J Pathol Transl Med.  2020 Sep;54(5):387-395. 10.4132/jptm.2020.06.23.

Lymph node size and its association with nodal metastasis in ductal adenocarcinoma of the pancreas

Affiliations
  • 1Department of Pathology, Asan Medical Center, University of Ulsan College of Medicine, Seoul, Korea
  • 2Department of Statistics, Korea University, Seoul, Korea
  • 3Department of Surgery, Asan Medical Center, University of Ulsan College of Medicine, Seoul, Korea
  • 4Department of Radiology and Research Institute of Radiology, Asan Medical Center, University of Ulsan College of Medicine, Seoul, Korea

Abstract

Background
Although lymph node metastasis is a poor prognostic factor in patients with pancreatic ductal adenocarcinoma (PDAC), our understanding of lymph node size in association with PDAC is limited. Increased nodal size in preoperative imaging has been used to detect node metastasis. We evaluated whether lymph node size can be used as a surrogate preoperative marker of lymph node metastasis.
Methods
We assessed nodal size and compared it to the nodal metastatic status of 200 patients with surgically resected PDAC. The size of all lymph nodes and metastatic nodal foci were measured along the long and short axis, and the relationships between nodal size and metastatic status were compared at six cutoff points.
Results
A total of 4,525 lymph nodes were examined, 9.1% of which were metastatic. The mean size of the metastatic nodes (long axis, 6.9±5.0 mm; short axis, 4.3±3.1 mm) was significantly larger than that of the non-metastatic nodes (long axis, 5.0±4.0 mm; short axis, 3.0±2.0 mm; all p<.001). Using a 10 mm cutoff, the sensitivity, specificity, positive predictive value, overall accuracy, and area under curve was 24.8%, 88.0%, 17.1%, 82.3%, and 0.60 for the long axis and 7.0%, 99.0%, 40.3%, 90.6%, and 0.61 for the short axis, respectively.
Conclusions
The metastatic nodes are larger than the non-metastatic nodes in PDAC patients. However, the difference in nodal size was too small to be identified with preoperative imaging. The performance of preoperative radiologic imaging to predict lymph nodal metastasis was not good. Therefore, nodal size cannot be used a surrogate preoperative marker of lymph node metastasis.

Keyword

Pancreas; Neoplasms; Lymph node; Size; Metastasis

Figure

  • Fig. 1. Flow chart for patient selection. PDAC, pancreatic ductal adenocarcinoma; IPMN, intraductal papillary mucinous neoplasm.

  • Fig. 2. Representative gross (before and after fixation) and microscopic images of evaluated lymph nodes.

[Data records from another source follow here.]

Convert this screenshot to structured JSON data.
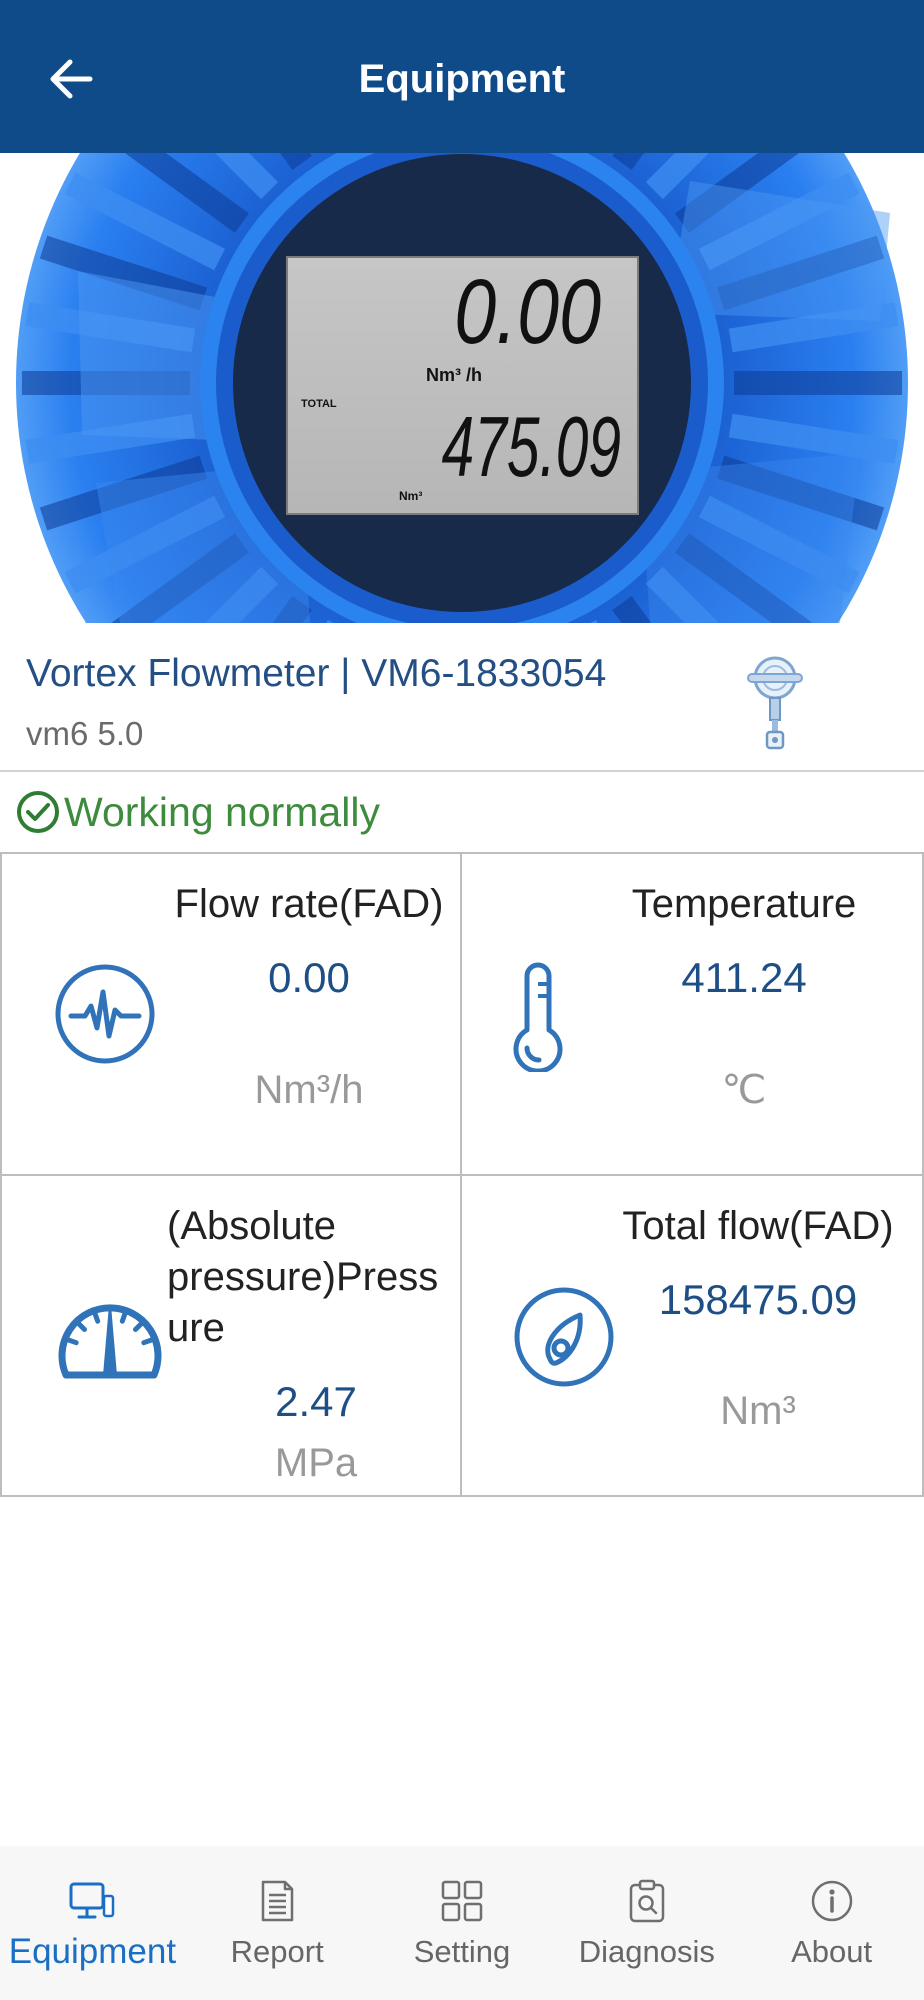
{
  "header": {
    "title": "Equipment",
    "back_icon": "arrow-left-icon"
  },
  "hero": {
    "lcd": {
      "flow_value": "0.00",
      "flow_unit": "Nm³ /h",
      "total_label": "TOTAL",
      "total_value": "475.09",
      "total_unit": "Nm³"
    }
  },
  "device": {
    "name": "Vortex Flowmeter",
    "serial": "| VM6-1833054",
    "version": "vm6 5.0",
    "icon": "flowmeter-device-icon"
  },
  "status": {
    "text": "Working normally",
    "icon": "check-circle-icon"
  },
  "metrics": [
    {
      "label": "Flow rate(FAD)",
      "value": "0.00",
      "unit": "Nm³/h",
      "icon": "pulse-icon"
    },
    {
      "label": "Temperature",
      "value": "411.24",
      "unit": "℃",
      "icon": "thermometer-icon"
    },
    {
      "label": "(Absolute pressure)Pressure",
      "value": "2.47",
      "unit": "MPa",
      "icon": "gauge-icon"
    },
    {
      "label": "Total flow(FAD)",
      "value": "158475.09",
      "unit": "Nm³",
      "icon": "flow-meter-icon"
    }
  ],
  "nav": {
    "active_index": 0,
    "items": [
      {
        "label": "Equipment",
        "icon": "monitor-phone-icon"
      },
      {
        "label": "Report",
        "icon": "document-icon"
      },
      {
        "label": "Setting",
        "icon": "grid-icon"
      },
      {
        "label": "Diagnosis",
        "icon": "clipboard-search-icon"
      },
      {
        "label": "About",
        "icon": "info-icon"
      }
    ]
  },
  "colors": {
    "header_bg": "#0f4a89",
    "accent": "#1a6fc4",
    "value_text": "#1d4f86",
    "status_ok": "#3d8b3d",
    "icon": "#3073b8",
    "unit_text": "#999999"
  }
}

Gross images of lymph node before (A) and after (B) fixation. (C) Image of lymph node in formalin fixed paraffin embedded tissue block. (D) Microscopic image on H&E stained slides of lymph node.

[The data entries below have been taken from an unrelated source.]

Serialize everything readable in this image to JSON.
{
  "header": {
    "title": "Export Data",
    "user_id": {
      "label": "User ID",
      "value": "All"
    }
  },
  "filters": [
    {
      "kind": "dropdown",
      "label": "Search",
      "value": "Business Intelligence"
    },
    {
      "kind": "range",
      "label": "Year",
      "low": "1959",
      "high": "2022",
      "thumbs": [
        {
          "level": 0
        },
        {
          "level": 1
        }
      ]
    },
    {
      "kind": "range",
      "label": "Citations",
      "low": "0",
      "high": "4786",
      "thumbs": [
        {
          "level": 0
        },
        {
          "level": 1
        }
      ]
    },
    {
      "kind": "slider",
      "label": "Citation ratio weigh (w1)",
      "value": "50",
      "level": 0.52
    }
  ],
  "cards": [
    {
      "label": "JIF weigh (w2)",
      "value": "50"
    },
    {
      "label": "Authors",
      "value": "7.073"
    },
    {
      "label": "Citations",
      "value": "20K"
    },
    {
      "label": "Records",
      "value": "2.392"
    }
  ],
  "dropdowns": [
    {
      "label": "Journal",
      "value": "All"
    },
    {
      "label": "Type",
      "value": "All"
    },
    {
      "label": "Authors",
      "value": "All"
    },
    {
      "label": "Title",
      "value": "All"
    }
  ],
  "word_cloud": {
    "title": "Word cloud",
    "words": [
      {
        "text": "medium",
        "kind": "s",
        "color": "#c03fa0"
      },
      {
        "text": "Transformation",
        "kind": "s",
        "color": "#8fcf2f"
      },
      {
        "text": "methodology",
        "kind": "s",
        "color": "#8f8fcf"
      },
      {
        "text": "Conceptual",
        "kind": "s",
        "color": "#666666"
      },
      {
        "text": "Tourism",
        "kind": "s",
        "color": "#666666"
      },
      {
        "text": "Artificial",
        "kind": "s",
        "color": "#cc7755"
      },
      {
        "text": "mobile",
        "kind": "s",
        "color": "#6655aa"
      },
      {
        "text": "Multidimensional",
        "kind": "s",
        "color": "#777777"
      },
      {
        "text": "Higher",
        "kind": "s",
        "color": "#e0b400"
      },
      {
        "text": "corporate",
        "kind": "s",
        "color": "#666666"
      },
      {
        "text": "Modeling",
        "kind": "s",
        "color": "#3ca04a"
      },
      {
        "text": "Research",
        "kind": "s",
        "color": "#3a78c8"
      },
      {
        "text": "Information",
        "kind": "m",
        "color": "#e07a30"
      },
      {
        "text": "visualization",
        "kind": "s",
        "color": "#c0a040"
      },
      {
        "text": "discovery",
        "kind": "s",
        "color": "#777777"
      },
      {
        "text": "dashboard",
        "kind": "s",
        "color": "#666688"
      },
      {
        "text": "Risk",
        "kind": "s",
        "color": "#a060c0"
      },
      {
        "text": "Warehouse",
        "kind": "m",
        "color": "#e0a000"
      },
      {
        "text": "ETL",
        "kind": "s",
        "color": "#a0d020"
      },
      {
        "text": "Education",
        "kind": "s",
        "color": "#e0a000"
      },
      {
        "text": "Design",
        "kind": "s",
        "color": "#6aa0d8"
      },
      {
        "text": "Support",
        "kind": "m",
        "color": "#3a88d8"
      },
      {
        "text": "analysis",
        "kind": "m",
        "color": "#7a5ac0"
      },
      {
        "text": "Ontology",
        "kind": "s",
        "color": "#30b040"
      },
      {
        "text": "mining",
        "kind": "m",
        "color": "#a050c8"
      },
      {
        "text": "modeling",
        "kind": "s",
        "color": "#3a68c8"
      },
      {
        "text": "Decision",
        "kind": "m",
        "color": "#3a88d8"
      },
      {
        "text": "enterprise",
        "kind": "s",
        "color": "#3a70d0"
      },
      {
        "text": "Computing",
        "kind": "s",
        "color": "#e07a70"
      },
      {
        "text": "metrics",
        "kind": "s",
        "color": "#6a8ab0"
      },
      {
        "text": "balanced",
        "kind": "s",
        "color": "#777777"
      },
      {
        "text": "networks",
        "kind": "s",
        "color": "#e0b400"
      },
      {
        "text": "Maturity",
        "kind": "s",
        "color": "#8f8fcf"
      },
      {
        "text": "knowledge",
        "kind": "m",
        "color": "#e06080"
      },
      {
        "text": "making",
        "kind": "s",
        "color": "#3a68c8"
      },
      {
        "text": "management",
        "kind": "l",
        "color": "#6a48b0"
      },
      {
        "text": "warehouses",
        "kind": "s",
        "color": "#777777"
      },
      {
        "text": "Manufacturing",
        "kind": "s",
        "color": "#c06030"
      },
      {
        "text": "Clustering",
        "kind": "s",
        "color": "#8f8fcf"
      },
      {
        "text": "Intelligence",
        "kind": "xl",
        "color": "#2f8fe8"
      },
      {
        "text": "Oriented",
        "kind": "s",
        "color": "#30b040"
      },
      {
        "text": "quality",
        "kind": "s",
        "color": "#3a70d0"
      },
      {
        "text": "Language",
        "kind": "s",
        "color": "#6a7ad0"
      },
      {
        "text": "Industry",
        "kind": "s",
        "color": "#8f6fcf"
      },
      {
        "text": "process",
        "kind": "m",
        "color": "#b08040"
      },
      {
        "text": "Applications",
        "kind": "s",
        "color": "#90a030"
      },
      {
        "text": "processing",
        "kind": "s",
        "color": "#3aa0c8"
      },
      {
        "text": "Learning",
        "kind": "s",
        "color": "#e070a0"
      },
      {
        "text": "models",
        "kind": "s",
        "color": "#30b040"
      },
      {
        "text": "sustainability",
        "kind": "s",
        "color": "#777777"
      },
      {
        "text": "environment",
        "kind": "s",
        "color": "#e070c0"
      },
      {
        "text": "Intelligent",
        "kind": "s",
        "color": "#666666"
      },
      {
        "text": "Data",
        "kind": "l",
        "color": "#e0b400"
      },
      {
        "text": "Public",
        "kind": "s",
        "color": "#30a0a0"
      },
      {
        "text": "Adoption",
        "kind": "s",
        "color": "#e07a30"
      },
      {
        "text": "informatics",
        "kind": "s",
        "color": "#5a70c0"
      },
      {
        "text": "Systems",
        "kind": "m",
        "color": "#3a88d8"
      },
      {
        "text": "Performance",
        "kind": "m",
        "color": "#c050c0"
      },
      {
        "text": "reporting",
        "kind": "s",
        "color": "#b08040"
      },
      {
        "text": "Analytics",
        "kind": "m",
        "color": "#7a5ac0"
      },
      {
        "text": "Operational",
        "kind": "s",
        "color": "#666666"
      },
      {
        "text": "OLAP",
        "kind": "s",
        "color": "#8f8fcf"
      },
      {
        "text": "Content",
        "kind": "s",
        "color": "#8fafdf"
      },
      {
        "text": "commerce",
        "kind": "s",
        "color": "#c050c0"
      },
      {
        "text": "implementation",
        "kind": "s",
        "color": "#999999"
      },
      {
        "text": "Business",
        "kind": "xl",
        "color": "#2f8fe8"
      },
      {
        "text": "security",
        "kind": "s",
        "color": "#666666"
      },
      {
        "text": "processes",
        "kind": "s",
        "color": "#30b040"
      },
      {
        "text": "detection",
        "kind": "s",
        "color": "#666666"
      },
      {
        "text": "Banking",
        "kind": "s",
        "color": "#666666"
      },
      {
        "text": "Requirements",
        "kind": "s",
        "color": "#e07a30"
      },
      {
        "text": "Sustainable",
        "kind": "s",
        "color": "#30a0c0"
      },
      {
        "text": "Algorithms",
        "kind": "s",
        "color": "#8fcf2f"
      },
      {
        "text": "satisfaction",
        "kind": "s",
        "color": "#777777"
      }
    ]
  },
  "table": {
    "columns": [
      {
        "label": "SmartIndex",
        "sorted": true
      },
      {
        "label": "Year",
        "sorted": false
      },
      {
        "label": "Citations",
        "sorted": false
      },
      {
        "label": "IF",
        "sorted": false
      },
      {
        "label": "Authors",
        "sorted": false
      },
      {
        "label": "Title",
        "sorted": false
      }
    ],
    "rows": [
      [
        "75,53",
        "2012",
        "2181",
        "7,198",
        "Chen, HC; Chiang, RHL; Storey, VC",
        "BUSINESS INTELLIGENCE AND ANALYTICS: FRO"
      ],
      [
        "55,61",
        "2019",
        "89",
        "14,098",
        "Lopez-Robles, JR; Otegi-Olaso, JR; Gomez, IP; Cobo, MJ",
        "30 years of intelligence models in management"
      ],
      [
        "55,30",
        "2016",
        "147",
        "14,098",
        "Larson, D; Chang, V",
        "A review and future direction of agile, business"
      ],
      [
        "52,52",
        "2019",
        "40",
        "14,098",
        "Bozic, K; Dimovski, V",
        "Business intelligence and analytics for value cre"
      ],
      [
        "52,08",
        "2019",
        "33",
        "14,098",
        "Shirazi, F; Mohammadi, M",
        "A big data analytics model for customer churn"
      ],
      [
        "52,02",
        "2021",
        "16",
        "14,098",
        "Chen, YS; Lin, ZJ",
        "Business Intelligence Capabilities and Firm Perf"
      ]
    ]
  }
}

  • Fig. 3. Examined lymph node distribution, per case.

  • Fig. 4. Metastatic lymph node distribution, per case.

  • Fig. 5. Receiver operating characteristics (ROC) curves of the estimated lymph node metastasis at six different cutoff points (6, 8, 10, 12, 15, and 20 mm) by measurement along the long axis diameter. (A) ROC curves of estimated lymph node metastasis at cutoff points of 6, 8, and 10 mm. (B) ROC curves of estimated lymph node metastasis at cutoff points of 12, 15, and 20 mm. The largest area under the curve (AUC) value of the ROC curve was 0.603 at the 10 mm cutoff point.

  • Fig. 6. Receiver operating characteristics (ROC) curves of the estimated lymph node metastasis at 6 different cutoff points of (4, 6, 8, 10, 12, and 14 mm) by measurement along the short axis diameter. (A) ROC curves of estimated lymph node metastasis at cutoff points of 4, 6, and 8 mm. (B) ROC curves of estimated lymph node metastasis at cutoff points of 10, 12, and 14 mm. The largest area under the curve (AUC) value of the ROC curve was 0.610 at the 10 mm cutoff point.